An example group report on an empty file system should look like this:
*** Report for group quotas on device /dev/loop0 Block grace time: 7days; Inode grace time: 00:00 Block limits File limits Group used soft hard grace used soft hard grace ---------------------------------------------------------------------- root -- 4924 0 0 4 0 0 quotagrp -- 0 49000 50000 0 0 0 Statistics: Total blocks: 7 Data blocks: 1 Entries: 2 Used average: 2.000000
The two ‘-‘ signs after the user/group name represent the status of the block and file quota respectively.
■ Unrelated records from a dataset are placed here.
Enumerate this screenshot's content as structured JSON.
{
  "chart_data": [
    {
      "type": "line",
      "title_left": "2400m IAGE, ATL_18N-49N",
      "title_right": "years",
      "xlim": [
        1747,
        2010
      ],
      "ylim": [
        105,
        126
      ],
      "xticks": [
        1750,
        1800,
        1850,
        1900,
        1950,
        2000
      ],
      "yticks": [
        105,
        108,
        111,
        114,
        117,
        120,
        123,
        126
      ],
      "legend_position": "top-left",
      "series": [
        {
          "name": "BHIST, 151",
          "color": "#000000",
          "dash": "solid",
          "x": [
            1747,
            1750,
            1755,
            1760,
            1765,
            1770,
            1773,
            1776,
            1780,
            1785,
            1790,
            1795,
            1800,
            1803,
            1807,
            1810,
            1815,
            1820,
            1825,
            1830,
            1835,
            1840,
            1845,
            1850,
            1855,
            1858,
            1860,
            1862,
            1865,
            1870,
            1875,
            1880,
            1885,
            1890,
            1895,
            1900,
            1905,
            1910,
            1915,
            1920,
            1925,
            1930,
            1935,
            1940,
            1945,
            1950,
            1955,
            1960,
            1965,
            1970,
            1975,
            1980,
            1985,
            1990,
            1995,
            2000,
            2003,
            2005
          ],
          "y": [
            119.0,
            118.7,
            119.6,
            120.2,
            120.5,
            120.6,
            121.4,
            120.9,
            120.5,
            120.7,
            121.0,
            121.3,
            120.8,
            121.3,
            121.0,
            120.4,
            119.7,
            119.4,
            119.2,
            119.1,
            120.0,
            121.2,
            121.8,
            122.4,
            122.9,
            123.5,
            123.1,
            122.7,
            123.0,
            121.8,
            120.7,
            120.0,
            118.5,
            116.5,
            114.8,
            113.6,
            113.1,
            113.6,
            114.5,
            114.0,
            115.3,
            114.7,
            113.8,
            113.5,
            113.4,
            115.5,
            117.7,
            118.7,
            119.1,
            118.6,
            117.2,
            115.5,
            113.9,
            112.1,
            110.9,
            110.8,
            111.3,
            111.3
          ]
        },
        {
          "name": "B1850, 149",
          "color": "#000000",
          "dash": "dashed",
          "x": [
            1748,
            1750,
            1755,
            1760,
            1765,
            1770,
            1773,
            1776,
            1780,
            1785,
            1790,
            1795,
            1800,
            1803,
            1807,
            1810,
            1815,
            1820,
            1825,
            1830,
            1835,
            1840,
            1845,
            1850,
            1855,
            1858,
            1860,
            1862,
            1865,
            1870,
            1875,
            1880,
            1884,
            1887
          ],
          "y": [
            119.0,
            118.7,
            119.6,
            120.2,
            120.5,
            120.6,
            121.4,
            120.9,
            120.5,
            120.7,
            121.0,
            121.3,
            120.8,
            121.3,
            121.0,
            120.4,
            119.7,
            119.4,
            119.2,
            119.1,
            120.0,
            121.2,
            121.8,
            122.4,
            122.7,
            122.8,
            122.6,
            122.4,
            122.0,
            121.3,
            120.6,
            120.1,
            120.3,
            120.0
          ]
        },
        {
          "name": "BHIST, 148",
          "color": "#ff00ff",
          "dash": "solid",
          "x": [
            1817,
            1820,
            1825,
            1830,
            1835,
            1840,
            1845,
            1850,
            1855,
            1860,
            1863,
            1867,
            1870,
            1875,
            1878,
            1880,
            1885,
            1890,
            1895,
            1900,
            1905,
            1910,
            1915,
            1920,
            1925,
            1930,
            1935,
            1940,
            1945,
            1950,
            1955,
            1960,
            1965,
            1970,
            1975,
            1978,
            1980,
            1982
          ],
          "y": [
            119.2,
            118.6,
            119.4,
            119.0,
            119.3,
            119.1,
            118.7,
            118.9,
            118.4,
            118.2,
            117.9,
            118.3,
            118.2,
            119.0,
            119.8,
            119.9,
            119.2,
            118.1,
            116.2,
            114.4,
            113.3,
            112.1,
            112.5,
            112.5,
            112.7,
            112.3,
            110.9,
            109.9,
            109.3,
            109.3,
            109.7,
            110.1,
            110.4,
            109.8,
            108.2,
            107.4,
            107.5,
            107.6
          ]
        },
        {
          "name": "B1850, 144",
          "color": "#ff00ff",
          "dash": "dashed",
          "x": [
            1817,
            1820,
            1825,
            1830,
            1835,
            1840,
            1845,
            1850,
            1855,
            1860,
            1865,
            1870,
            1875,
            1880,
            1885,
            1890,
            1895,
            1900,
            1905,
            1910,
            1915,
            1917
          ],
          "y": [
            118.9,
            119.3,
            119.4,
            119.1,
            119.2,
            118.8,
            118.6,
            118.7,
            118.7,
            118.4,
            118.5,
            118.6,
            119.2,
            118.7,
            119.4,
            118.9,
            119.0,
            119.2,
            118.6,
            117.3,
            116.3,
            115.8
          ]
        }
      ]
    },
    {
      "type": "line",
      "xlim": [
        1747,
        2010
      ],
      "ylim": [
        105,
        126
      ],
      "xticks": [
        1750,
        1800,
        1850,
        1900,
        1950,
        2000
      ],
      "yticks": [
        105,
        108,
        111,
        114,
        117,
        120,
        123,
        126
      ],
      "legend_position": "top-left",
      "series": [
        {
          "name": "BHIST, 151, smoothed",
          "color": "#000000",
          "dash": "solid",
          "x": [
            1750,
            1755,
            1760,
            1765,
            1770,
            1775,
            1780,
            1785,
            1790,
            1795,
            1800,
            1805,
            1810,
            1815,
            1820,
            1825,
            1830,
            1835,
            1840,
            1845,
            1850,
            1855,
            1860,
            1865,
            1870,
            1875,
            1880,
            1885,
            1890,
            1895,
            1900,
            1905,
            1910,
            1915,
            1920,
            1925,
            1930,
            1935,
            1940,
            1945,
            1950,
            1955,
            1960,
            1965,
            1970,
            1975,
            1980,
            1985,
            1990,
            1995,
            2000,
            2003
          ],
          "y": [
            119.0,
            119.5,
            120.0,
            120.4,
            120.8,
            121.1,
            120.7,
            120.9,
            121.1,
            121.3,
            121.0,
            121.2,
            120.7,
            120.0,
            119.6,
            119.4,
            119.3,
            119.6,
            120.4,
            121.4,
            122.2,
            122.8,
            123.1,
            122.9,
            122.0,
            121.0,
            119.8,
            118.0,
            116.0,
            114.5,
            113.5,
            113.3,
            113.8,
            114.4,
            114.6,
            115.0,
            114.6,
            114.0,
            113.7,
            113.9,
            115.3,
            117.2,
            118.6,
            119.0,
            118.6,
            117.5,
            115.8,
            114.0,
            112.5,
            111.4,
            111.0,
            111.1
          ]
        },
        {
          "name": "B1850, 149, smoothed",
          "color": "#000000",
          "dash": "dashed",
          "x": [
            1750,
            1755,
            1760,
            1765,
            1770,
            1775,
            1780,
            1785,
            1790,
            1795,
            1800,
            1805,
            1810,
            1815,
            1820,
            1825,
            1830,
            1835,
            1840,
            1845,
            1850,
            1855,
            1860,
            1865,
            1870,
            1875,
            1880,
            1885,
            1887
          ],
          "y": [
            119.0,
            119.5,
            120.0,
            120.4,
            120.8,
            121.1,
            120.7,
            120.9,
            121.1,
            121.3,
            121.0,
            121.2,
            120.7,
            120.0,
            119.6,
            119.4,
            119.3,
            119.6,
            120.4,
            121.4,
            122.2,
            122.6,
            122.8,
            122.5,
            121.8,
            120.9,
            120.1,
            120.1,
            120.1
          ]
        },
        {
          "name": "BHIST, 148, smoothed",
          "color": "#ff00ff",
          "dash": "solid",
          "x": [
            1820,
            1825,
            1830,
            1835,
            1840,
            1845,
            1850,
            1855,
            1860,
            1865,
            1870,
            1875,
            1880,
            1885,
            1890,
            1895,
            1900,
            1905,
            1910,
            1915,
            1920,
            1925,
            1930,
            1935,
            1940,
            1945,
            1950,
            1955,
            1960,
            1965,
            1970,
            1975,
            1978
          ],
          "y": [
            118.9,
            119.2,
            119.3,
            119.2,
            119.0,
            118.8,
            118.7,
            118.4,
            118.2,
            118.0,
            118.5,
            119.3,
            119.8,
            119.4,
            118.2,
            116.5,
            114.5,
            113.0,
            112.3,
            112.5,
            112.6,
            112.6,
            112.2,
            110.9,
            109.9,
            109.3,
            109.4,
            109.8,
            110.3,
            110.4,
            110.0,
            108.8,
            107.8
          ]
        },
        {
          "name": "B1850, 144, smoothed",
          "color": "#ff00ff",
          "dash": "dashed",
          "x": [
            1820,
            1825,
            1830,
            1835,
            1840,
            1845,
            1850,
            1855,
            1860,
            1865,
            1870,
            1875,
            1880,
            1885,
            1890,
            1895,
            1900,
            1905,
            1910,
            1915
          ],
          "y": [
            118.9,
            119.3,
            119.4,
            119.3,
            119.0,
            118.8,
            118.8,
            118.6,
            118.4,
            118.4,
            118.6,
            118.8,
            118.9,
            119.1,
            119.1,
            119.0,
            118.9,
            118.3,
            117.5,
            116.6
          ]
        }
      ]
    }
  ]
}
A ‘-‘ signifies that the user/group is under quota, and a ‘+’ sign signifies that the user/group is over quota.
If group ‘quotagrp’ exceeded its quota you should see something like the following:
Block limits File limits Group used soft hard grace used soft hard grace ---------------------------------------------------------------------- root -- 4924 0 0 4 0 0 quotagrp +- 49108 49000 50000 7days 3 0 0
The ‘+-‘ signifies that group ‘quotagrp’ is over block quota, but not file quota.
1) Set the e-mail address for a group.
Edit ‘/etc/quotagrpadmins’ with a text editor, and add a line in the following format:
This specifies the user that has been assigned as administrator for the group ‘quotagrp’.
2) Add file systems for quota checking.
Edit ‘/etc/quotatab’ and add a line in the following format:
/usr/share/downloads: downloads directory
3) Create warning messages.
Edit ‘/etc/warnquota.conf’ and change the following:
change to suit:
MAIL_CMD = "/usr/sbin/sendmail -t"
FROM = "email@example.com"
SUBJECT = NOTE: You are exceeding your allocated disk space limits
If you would like a copy of any warning e-mails sent to your address, specify it using the following parameter:
CC_TO = "firstname.lastname@example.org"
MESSAGE = Your disk usage has exceeded the agreed limits\ on this server.|Please delete any unnecessary files on the following filesystems:|
SIGNATURE = Thank you.| Administrator.|
GROUP_MESSAGE = The disk usage for group '%s', which you are administrator of, has exceeded the agreed limits.|\ Please delete any unnecessary files on the following filesystems:|
GROUP_SIGNATURE = Thank you.| Administrator.|
4) Run a check.
# warnquota -g /usr/share/downloads
This checks whether the directory is over quota for the group, and if so e-mails the group admin. It can be ran manually or added to crontab to be run automatically.